Most often, a company’s accrued expenses are closely aligned with operating expenses (e.g. rent, utilities).

With that said, the standard modeling convention for modeling the current liability is as a percentage of operating expenses (OpEx) — i.e. the growth is tied to the growth in OpEx.

However, if the amount of the expense is negligible, the account can be combined with accounts payable (A/P) or projected to grow in line with revenue growth.

Here, we’ll be projecting the expense as a % of operating expenses.

The following assumptions will be used in our model.

Year 0 Financials:

  • Operating Expenses (OpEx) = $80 million (Increase by $20 Each Year)
  • Accrued Expenses = $12m (Decline by 0.5% as Percentage of OpEx Each Year)

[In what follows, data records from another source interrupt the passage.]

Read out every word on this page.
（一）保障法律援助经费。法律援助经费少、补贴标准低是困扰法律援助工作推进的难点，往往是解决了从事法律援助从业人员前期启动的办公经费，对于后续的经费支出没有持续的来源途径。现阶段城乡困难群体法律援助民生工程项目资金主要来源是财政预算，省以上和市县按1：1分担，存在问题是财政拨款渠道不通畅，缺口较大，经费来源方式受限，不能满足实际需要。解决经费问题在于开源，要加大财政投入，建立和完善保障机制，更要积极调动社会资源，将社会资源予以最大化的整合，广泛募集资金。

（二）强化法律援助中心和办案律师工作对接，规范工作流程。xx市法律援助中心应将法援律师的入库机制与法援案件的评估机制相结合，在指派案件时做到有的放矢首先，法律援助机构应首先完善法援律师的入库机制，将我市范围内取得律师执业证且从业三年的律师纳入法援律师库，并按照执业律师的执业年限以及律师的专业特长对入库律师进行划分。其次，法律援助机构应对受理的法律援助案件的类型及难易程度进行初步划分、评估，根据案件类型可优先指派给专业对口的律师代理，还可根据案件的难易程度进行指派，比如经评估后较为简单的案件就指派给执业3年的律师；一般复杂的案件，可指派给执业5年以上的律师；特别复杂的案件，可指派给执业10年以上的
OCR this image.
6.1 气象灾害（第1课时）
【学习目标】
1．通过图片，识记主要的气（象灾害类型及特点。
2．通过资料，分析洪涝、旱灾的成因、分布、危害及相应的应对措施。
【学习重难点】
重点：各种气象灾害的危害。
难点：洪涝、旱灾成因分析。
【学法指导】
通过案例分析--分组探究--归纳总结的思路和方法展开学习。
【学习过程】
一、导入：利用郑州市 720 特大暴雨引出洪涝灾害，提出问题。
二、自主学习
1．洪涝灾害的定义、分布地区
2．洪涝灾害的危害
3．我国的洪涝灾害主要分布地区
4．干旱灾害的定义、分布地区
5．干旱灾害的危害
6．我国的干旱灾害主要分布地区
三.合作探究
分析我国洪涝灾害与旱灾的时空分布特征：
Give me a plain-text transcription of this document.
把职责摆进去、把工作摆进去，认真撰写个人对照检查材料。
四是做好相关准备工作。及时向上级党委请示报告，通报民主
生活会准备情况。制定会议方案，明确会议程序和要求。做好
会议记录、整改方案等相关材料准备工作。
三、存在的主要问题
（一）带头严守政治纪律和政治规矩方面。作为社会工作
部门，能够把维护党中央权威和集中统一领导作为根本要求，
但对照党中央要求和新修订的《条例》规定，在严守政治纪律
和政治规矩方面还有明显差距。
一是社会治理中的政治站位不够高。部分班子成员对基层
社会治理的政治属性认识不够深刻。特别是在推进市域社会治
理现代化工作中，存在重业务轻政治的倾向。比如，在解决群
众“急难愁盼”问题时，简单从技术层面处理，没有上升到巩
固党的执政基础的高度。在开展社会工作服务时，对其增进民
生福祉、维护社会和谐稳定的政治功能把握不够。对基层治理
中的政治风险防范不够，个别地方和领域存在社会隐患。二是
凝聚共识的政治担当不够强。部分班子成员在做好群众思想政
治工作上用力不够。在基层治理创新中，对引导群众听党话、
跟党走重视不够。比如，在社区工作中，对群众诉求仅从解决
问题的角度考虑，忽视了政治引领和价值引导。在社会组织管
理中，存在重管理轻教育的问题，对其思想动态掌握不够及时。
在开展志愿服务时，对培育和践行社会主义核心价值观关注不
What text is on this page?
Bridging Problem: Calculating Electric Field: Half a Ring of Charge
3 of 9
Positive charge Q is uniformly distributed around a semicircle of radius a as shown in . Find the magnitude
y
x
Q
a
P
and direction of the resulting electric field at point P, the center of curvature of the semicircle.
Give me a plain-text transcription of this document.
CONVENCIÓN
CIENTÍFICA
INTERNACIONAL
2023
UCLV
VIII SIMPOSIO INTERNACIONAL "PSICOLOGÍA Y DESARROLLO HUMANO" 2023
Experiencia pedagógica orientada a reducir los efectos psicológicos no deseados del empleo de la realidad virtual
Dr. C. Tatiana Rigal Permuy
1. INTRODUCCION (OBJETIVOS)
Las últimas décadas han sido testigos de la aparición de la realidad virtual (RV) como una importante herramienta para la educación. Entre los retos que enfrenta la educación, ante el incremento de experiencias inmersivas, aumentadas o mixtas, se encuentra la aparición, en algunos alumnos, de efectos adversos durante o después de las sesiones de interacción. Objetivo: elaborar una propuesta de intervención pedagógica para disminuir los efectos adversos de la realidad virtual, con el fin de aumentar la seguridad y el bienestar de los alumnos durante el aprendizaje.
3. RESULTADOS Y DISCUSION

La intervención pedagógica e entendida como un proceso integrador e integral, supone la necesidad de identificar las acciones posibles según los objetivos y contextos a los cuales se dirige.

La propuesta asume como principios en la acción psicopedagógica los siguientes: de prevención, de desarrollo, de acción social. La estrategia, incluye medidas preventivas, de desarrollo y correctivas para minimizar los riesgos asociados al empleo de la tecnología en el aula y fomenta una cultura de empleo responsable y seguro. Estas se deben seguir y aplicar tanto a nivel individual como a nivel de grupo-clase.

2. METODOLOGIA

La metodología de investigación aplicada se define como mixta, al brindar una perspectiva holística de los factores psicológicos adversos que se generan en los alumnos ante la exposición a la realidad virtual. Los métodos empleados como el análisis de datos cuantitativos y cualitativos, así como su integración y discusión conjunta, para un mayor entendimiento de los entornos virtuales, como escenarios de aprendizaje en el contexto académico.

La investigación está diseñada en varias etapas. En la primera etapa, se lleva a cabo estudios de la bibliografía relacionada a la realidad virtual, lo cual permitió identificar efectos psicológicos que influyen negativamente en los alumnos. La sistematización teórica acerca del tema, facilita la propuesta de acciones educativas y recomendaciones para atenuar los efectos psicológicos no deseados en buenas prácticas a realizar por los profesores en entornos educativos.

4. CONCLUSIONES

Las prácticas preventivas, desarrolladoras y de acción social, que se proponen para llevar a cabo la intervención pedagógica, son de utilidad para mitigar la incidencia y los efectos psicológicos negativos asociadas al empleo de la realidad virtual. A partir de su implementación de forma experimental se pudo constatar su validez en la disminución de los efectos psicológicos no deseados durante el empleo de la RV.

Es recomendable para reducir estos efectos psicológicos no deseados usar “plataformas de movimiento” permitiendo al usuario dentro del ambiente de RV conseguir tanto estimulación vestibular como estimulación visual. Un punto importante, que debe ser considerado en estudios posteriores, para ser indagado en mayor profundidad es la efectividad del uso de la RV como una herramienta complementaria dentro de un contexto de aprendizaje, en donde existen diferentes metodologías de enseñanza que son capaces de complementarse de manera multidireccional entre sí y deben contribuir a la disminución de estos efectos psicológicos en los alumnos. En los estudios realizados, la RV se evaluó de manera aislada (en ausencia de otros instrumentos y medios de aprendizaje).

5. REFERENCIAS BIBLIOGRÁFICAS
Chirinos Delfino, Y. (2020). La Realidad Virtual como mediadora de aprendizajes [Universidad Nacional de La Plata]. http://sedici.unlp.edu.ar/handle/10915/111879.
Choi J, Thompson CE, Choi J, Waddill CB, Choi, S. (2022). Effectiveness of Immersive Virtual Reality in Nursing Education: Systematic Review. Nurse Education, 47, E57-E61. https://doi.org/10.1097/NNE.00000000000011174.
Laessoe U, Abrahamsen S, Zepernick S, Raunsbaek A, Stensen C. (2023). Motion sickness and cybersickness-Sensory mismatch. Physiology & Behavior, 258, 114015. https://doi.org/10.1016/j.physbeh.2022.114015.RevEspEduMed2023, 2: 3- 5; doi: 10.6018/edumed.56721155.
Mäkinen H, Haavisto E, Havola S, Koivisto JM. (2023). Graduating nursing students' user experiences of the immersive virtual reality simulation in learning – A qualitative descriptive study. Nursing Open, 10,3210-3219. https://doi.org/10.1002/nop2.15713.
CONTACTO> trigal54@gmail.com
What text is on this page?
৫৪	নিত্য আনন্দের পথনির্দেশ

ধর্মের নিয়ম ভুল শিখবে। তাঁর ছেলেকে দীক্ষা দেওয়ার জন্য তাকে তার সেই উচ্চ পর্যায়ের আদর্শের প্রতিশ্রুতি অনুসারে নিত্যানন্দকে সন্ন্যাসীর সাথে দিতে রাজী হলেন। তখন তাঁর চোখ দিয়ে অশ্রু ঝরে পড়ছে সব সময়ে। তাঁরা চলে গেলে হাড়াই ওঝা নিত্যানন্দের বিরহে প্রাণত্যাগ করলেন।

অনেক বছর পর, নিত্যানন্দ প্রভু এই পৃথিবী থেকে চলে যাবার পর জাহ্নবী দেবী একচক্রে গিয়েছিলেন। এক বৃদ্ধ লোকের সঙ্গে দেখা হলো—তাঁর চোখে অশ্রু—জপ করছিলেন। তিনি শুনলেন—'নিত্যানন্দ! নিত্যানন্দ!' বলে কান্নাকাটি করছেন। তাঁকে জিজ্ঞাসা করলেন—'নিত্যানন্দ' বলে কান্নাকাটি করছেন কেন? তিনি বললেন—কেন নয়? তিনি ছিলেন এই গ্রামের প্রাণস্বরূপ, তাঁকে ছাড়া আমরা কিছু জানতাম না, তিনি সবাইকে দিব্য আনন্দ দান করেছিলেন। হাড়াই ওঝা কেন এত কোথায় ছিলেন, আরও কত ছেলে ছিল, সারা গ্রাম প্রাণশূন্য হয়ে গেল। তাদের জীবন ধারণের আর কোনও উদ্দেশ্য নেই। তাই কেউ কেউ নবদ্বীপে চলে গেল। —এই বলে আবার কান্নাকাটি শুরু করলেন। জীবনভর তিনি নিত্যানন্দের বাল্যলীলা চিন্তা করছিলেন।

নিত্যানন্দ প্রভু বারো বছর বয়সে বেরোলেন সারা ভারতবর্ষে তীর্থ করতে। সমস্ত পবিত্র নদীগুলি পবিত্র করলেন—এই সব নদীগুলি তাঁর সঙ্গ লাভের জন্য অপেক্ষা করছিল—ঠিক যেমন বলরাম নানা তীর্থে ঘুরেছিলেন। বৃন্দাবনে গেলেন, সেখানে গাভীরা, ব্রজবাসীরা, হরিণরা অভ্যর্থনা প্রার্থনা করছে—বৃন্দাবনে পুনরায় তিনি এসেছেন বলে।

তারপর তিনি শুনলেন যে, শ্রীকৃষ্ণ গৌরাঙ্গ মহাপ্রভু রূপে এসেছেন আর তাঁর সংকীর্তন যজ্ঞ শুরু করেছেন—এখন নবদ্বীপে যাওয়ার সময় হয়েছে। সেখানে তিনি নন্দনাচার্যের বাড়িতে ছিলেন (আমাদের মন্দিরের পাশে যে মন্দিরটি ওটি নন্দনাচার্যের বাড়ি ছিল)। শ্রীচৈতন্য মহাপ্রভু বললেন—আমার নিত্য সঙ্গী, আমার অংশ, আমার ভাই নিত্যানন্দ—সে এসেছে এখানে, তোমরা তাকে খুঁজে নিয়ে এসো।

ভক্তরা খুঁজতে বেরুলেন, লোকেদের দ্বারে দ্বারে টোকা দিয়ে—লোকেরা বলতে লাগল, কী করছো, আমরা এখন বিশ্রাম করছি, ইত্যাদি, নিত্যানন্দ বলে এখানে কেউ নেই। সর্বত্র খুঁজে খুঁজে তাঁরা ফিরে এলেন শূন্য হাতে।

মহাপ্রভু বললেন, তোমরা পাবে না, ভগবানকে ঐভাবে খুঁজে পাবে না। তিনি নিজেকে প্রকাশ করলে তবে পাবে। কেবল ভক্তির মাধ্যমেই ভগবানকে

In Year 0, our historical period, we can calculate the driver as:

  • Accrued Expenses % of OpEx (Year 0) = $12 million ÷ $80 million = 15.0%

Then, for the forecast period, the accrued expenses will be equal to the % OpEx assumption multiplied by the matching period OpEx.

From Year 0 to Year 5, our assumption declines from 15.0% to 12.5%, and the following change occurs in the projected values:

  • Year 0 to Year 5: $12 million ➝ $23 million

In closing, our model’s roll-forward schedule captures the change in accrued expenses, and the ending balance flows into the current period balance sheet.